Photos © Fabrice Schiff

Par Baudouin Wisselmann

La statue de la place des Terreaux va connaitre un énième déplacement, en plusieurs morceaux cette fois, à l’occasion de sa prochaine rénovation. Nous avons visité ses entrailles.

Gérard Collomb s’est chargé de présenter l’ensemble du plan de rénovation de l’œuvre d’un autre frère, Frédéric-Auguste Bartholdi, qui n’est autre que l’auteur de la très symbolique « liberté éclairant le monde » dans la baie de New York. La statue de la place des Terreaux a un passé très singulier : elle fut d’abord lauréate d’une commande formulée par la municipalité de Bordeaux en 1857. Son auteur était encore un très jeune architecte, et son projet n’avait finalement pas été retenu en Gironde. 30 ans plus tard, ce sera une pièce phare de l’exposition universelle de Paris en 1889. C’est à cette occasion que son histoire croise celle de la ville de Lyon, en la personne du maire Antoine Gailleton qui en fait l’acquisition.

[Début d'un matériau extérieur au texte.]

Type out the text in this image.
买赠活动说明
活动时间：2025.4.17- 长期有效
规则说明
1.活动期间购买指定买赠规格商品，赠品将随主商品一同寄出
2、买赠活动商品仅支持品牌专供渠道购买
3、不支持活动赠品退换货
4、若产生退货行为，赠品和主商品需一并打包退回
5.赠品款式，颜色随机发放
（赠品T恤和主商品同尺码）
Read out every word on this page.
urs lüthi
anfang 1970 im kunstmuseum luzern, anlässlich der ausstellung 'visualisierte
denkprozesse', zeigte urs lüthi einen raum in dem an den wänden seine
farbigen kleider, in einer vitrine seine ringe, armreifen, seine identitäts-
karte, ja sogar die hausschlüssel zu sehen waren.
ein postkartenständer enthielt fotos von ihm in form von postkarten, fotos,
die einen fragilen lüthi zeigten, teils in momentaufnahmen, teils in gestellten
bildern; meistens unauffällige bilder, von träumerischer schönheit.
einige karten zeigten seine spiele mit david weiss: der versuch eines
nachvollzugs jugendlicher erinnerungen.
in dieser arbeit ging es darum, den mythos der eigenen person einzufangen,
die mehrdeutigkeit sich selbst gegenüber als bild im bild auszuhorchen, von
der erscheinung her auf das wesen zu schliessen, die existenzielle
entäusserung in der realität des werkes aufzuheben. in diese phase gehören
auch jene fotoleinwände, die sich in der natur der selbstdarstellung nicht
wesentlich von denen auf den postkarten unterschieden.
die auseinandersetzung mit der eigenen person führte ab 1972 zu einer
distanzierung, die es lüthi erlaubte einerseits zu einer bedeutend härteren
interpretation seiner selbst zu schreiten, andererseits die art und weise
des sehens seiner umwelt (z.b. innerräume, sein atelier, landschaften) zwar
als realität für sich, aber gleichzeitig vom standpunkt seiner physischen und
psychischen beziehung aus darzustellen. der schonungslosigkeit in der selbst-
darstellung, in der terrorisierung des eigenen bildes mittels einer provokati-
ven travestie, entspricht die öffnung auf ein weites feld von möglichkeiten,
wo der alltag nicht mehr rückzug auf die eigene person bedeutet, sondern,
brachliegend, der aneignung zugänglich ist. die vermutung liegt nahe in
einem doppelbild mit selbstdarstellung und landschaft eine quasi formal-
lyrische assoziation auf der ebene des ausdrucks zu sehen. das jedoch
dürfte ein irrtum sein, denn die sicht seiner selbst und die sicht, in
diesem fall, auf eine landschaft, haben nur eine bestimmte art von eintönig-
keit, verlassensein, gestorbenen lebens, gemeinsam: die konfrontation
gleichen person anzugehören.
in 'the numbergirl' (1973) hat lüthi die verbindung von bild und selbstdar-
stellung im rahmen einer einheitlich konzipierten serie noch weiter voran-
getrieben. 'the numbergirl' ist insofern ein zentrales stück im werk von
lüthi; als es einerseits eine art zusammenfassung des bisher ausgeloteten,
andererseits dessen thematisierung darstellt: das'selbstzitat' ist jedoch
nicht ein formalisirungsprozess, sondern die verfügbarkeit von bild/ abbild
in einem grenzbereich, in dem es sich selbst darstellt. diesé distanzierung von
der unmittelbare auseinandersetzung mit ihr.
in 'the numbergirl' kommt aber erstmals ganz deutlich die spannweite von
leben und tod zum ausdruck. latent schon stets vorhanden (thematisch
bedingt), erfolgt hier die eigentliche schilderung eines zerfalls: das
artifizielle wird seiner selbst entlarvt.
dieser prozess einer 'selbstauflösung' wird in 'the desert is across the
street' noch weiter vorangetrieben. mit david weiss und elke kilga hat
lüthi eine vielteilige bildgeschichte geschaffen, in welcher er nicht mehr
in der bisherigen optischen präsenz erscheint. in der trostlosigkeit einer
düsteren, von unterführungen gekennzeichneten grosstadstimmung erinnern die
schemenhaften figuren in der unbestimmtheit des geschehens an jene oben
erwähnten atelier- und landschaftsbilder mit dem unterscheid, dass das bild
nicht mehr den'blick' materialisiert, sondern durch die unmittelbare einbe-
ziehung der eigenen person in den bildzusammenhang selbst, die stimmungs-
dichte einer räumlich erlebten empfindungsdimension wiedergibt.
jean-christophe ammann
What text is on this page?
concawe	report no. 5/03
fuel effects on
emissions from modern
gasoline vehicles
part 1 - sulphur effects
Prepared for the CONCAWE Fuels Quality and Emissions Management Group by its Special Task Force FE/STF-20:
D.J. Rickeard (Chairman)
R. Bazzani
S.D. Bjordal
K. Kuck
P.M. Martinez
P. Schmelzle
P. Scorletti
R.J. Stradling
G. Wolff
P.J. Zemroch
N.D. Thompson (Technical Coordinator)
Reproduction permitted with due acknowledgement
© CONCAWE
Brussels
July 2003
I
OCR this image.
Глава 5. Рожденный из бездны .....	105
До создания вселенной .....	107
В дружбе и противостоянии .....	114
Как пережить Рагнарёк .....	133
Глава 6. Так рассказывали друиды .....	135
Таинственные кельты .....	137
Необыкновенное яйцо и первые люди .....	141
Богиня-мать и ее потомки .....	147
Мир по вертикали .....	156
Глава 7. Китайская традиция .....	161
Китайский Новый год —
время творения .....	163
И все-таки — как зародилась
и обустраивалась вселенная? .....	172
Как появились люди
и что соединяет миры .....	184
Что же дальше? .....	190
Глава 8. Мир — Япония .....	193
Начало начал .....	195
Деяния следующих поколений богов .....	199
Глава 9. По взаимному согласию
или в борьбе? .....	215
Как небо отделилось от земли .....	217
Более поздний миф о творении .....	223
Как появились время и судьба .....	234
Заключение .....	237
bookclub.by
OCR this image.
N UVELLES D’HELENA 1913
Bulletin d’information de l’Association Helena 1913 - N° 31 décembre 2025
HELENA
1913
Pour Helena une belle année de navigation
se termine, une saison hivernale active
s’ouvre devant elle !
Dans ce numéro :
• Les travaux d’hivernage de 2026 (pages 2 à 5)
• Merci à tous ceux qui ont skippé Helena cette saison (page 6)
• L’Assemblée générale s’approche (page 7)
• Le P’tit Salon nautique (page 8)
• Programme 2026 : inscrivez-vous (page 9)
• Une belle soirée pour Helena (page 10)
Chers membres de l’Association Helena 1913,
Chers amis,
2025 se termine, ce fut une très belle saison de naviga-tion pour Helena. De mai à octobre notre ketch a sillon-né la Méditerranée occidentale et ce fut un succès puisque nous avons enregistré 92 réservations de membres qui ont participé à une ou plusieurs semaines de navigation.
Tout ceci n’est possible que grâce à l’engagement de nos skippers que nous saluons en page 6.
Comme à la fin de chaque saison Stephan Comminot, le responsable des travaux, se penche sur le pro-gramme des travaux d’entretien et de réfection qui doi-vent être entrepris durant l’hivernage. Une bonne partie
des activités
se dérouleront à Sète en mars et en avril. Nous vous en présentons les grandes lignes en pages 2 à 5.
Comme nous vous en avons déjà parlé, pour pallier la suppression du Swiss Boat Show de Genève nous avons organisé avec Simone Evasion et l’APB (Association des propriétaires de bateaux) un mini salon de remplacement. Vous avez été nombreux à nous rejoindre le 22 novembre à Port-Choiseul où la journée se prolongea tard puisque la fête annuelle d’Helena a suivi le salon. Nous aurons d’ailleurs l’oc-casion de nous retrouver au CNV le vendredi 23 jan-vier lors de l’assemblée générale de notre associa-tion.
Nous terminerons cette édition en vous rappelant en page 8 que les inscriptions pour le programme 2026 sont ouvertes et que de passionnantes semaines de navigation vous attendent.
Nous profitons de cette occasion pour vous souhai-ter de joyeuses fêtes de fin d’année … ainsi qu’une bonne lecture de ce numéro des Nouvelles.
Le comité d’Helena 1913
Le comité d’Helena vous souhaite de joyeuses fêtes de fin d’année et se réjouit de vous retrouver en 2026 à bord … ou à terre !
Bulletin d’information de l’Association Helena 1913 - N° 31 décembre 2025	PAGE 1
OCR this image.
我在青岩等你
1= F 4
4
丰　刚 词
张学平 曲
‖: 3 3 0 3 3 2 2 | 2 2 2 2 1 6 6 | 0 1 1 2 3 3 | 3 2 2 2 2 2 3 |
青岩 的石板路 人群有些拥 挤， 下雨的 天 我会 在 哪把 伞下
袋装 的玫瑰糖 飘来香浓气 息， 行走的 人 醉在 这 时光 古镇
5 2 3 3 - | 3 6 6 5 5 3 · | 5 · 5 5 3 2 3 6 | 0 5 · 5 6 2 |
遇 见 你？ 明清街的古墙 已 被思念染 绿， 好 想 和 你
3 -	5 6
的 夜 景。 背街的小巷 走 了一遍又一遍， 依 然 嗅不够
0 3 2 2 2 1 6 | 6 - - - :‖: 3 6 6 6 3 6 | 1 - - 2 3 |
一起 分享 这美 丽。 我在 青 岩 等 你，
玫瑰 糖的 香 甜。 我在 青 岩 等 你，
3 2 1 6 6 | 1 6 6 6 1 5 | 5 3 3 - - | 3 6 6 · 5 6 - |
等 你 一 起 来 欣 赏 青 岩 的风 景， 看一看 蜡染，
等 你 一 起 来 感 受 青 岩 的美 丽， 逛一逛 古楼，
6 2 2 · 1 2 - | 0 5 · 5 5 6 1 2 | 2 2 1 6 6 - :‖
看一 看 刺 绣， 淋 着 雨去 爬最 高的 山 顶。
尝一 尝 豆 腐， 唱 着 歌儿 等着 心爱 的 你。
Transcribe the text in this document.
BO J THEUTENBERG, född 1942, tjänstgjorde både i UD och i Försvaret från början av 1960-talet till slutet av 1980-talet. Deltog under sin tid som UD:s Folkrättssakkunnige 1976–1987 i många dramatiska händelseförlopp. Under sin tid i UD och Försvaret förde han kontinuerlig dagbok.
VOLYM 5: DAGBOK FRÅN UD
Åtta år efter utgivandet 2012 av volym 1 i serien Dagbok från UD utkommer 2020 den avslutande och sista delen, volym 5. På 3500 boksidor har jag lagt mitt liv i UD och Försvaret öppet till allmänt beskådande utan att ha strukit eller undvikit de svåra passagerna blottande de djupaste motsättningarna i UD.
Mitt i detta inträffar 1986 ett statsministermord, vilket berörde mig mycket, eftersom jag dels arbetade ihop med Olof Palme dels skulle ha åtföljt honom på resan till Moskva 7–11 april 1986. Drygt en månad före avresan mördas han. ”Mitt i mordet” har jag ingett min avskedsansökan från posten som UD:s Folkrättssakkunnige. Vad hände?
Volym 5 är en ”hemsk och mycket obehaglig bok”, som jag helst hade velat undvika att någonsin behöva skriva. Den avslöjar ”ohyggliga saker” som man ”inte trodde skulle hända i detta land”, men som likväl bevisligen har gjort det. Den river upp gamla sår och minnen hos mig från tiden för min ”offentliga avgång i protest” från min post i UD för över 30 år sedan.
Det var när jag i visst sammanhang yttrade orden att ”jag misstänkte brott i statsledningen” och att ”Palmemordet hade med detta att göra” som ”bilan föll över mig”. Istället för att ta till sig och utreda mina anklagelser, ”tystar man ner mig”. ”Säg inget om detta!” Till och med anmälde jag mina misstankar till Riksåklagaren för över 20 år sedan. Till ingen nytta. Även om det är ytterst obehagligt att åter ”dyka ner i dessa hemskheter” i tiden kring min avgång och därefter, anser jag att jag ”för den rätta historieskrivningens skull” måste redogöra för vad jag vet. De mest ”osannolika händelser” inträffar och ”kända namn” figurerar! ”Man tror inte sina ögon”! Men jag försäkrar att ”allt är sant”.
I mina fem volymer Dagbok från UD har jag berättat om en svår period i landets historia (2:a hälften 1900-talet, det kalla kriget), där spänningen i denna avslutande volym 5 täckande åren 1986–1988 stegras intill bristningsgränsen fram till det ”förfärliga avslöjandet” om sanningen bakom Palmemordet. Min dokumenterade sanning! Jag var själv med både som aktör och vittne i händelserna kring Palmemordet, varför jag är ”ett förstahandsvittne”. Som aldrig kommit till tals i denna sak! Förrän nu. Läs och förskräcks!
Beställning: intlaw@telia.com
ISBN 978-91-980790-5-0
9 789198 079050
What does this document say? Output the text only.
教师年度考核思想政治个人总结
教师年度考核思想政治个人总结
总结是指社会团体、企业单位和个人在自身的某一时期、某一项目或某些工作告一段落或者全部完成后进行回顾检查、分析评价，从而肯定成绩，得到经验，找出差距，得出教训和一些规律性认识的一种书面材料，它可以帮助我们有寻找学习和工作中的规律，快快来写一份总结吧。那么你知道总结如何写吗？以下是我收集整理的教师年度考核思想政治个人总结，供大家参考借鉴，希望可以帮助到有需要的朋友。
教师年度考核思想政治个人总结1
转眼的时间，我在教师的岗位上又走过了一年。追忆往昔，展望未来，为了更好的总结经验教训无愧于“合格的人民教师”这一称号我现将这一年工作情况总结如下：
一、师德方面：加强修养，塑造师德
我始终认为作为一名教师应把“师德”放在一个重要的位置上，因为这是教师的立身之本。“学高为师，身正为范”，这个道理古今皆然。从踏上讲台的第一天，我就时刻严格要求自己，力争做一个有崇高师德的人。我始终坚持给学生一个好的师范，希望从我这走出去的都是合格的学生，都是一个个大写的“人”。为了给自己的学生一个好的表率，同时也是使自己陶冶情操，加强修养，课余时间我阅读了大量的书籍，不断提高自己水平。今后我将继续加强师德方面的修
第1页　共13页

Prouesse artistique du fait de l’innovante technique du plomb martelé consistant à couvrir une couche de plâtre coulée sur une ossature intérieure en fonte et en bois, la crinoline, la statue avait aussi fait l’objet d’une innovation majeure, encore très peu répandue à l’époque, celle du circuit fermé, limitant considérablement la consommation d’eau. Son inauguration en 1892, ne se fera pas là où nous avons l’habitude de la voir, mais à l’extrémité ouest de la place face à l’Hôtel de Ville. Parfois interprétée comme la Marianne attelée aux 4 grands fleuves de France (les chevaux), ou comme la Garonne et ses 4 affluents, cette œuvre de 21 tonnes avait été déplacée sur des rails pendant les travaux de la place en 1992. Cette fois, sa rénovation exige un démontage et un nouveau périple vers l’atelier de restauration.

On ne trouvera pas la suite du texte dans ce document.